What is Service Transformation?
Service transformation refers to the process of expanding an organization’s focus to include new service offerings in addition to their product offering. When an organization decides to broaden their services portfolio, they not only bring more value to customers, they also open new streams of revenue outside of traditional product-generated revenue.
What Drives It?
As markets become more saturated and products become commoditized, it is increasingly difficult for businesses to grow, maintain a competitive edge, and justify their value to customers. Today’s consumers often prefer services over pure product offerings – think digital service subscriptions over outright product ownership. These factors, along with the rapid introduction of new technology, drive businesses to undergo service transformation.
Key Elements of Service Transformation
Service transformation is a huge and complex undertaking. Here are just a few key aspects organizations must consider.
Business model transformation: Organizations committed to service transformation must examine old business models and rethink how they bring products to their customers. This might include:
- developing new monetization and pricing strategies
- targeting new customer personas
- applying new technologies across the customer lifecycle
- collecting and applying user data in new ways
- or bringing on new partners
Operational transformation: Developing value-added services will require an overhaul of operation processes and structures. For example, organizations may need to form new teams or restructure existing departments like sales and product.
Cultural transformation: Shifting the focus to services means the entire organization needs to shift to a customer-centric, service mindset. New skills sets may need to be hired for or existing employees need to be retrained. Also, management will need to set an example of innovation and risk taking.
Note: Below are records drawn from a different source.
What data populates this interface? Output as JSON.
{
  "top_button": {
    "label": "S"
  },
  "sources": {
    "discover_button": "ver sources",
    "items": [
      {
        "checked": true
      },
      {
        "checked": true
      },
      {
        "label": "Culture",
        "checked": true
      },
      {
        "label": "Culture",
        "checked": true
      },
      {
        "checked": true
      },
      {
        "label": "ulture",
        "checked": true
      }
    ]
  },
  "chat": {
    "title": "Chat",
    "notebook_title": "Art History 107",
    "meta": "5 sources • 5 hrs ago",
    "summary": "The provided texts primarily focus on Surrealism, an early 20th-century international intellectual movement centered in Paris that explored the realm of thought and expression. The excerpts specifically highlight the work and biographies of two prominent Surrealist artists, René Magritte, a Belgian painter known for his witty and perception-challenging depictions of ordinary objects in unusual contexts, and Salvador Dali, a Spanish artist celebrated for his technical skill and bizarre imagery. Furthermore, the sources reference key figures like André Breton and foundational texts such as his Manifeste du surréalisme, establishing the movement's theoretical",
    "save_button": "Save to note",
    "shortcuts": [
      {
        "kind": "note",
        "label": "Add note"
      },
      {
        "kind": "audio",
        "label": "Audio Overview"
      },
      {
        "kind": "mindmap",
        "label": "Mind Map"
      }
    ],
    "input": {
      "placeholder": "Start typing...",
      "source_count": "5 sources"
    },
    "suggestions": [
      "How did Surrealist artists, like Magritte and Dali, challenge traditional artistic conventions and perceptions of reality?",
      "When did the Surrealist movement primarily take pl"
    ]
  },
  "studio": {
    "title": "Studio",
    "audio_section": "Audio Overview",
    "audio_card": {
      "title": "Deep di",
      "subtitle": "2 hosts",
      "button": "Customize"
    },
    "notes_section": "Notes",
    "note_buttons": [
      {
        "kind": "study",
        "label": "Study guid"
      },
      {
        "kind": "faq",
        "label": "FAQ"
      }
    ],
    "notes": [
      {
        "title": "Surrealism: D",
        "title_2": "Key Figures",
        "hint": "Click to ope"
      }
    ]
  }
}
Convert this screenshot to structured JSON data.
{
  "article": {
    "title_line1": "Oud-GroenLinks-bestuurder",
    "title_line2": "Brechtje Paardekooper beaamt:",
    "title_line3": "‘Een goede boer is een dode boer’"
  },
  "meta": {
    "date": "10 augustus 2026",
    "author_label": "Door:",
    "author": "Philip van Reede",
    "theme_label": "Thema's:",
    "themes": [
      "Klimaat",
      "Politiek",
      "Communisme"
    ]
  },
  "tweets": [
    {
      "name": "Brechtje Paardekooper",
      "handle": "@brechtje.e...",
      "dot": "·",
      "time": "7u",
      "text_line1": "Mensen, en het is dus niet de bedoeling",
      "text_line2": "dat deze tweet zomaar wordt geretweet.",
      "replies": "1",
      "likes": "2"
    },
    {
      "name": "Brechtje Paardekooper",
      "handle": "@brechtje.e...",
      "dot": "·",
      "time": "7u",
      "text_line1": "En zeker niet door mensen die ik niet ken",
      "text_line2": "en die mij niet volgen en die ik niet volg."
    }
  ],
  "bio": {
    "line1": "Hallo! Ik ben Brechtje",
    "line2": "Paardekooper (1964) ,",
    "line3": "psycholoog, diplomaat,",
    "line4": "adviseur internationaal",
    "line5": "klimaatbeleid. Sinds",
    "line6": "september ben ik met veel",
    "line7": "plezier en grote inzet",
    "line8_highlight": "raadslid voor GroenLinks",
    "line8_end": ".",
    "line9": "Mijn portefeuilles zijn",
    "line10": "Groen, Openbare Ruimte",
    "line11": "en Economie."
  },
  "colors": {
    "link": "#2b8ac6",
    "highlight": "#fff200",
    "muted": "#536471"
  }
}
What Does It Mean for Product Managers?
Product teams play a huge role in service transformation. Product managers hold the keys to customer data, industry trends, market research, and competitive intel. These insights will help product managers identify and prioritize high-value service offerings. Product managers will analyze qualitative and quantitative data from a variety of sources including product usage metrics and customer interviews to understand customer pain points and spot areas in the customer lifecycle that need to be optimized.